Peter Smithson said the only place to study in America was the University of Pennsylvania, because Louis Kahn taught there. So Robert Scott Brown and I went to Penn to study with Kahn. We arrived with our Brutalist rhetoric and found Kahn knew all about it. He had met the Brutalists and Team 10 at a CIAM conference at Otterloo and, for awhile, there was a confluence of ideas among them. Kahn's Richards Medical Laboratory seems to me to be based on the Open Air School in Amsterdam, an icon of the Brutalists, by Johannes Duiker.

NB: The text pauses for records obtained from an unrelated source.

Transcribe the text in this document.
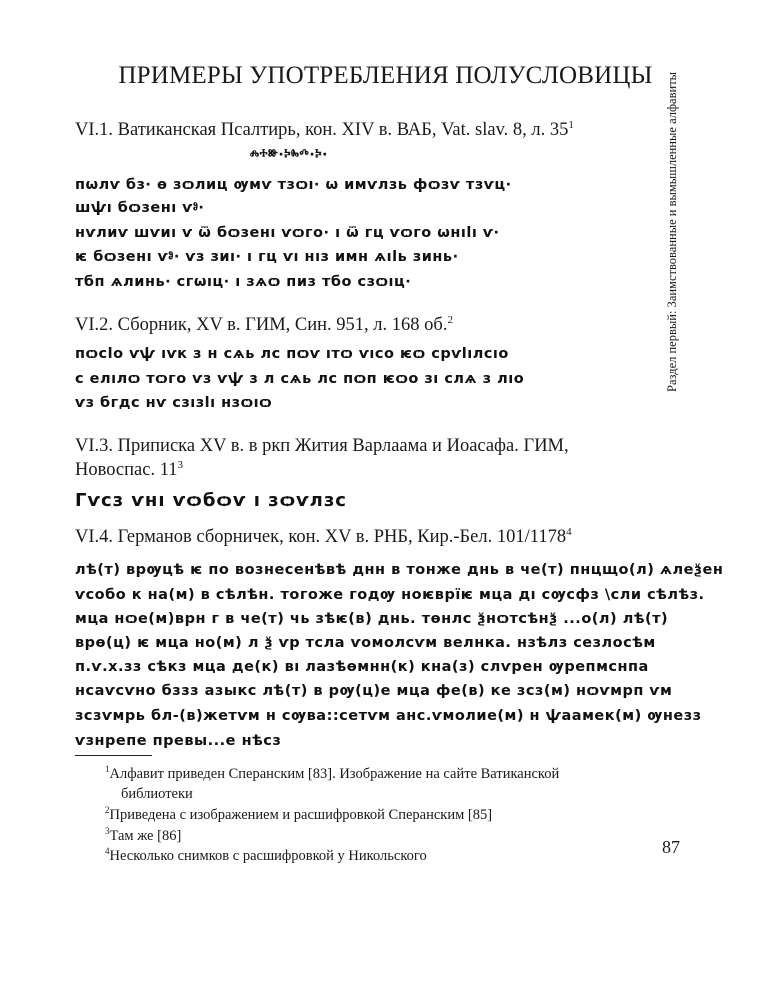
ПРИМЕРЫ УПОТРЕБЛЕНИЯ ПОЛУСЛОВИЦЫ Раздел первый: Заимствованные и вымышленные алфавиты
VI.1. Ватиканская Псалтирь, кон. XIV в. ВАБ, Vat. slav. 8, л. $35^1$
ⰾⰰⱆ·ⰽⰸⰴ·ⰽ·
пѡлѵ бз· ѳ зѻлиц ѹмѵ тзѻı· ѡ имѵлзь фѻзѵ тзѵц·
шѱı бѻзенı ѵⱁ·
нѵлиѵ шѵиı ѵ ѿ бѻзенı ѵѻго· ı ѿ гц ѵѻго ѡнılı ѵ·
ѥ бѻзенı ѵⱁ· ѵз зиı· ı гц ѵı нıз имн ѧılь зинь·
тбп ѧлинь· сгѡıц· ı зѧѻ пиз тбо сзѻıц·
VI.2. Сборник, XV в. ГИМ, Син. 951, л. 168 об.$^2$
пѻсlо ѵѱ ıѵк з н сѧь лс пѻѵ ıтѻ ѵıсо ѥѻ срѵlıлсıо
с елıлѻ тѻго ѵз ѵѱ з л сѧь лс пѻп ѥѻо зı слѧ з лıо
ѵз бгдс нѵ сзıзlı нзѻıѻ
VI.3. Приписка XV в. в ркп Жития Варлаама и Иоасафа. ГИМ, Новоспас. $11^3$
Гѵсз ѵнı ѵѻбѻѵ ı зѻѵлзс
VI.4. Германов сборничек, кон. XV в. РНБ, Кир.-Бел. 101/1178$^4$
лѣ(т) врѹцѣ ѥ по вознесенѣвѣ днн в тонже днь в че(т) пнцщо(л) ѧлеѯен
ѵсобо к на(м) в сѣлѣн. тогоже годѹ ноѥврїѥ мца дı сѹсфз \сли сѣлѣз.
мца нѻе(м)врн г в че(т) чь зѣѥ(в) днь. тѳнлс ѯнѻтсѣнѯ ...о(л) лѣ(т)
врѳ(ц) ѥ мца но(м) л ѯ ѵр тсла ѵомолсѵм велнка. нзѣлз сезлосѣм
п.ѵ.х.зз сѣкз мца де(к) вı лазѣѳмнн(к) кна(з) слѵрен ѹрепмснпа
нсаѵсѵно бззз азыкс лѣ(т) в рѹ(ц)е мца фе(в) ке зсз(м) нѻѵмрп ѵм
зсзѵмрь бл-(в)жетѵм н сѹва::сетѵм анс.ѵмолие(м) н ѱаамек(м) ѹнезз
ѵзнрепе превы...е нѣсз
$^1$Алфавит приведен Сперанским [83]. Изображение на сайте Ватиканской библиотеки
$^2$Приведена с изображением и расшифровкой Сперанским [85]
$^3$Там же [86]
$^4$Несколько снимков с расшифровкой у Никольского	87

We chose to enter Penn's Department of City Planning because in 1950s England planning was considered the basis for architecture. If you were an interested and talented architect, the next obvious move was to study city planning, but the training in England was too prosaic for us. On reaching Penn, we found, to our surprise, that Kahn did not teach in the planning department, although he was listed in the catalog. Architect and planner David Crane, our student advisor, said, "Don't worry, I'll make sure you get the best of Kahn but, coming from Africa and talking as you do, you should have city planning training. You need that for where you're going." (We were going back to work in Africa as Africans.)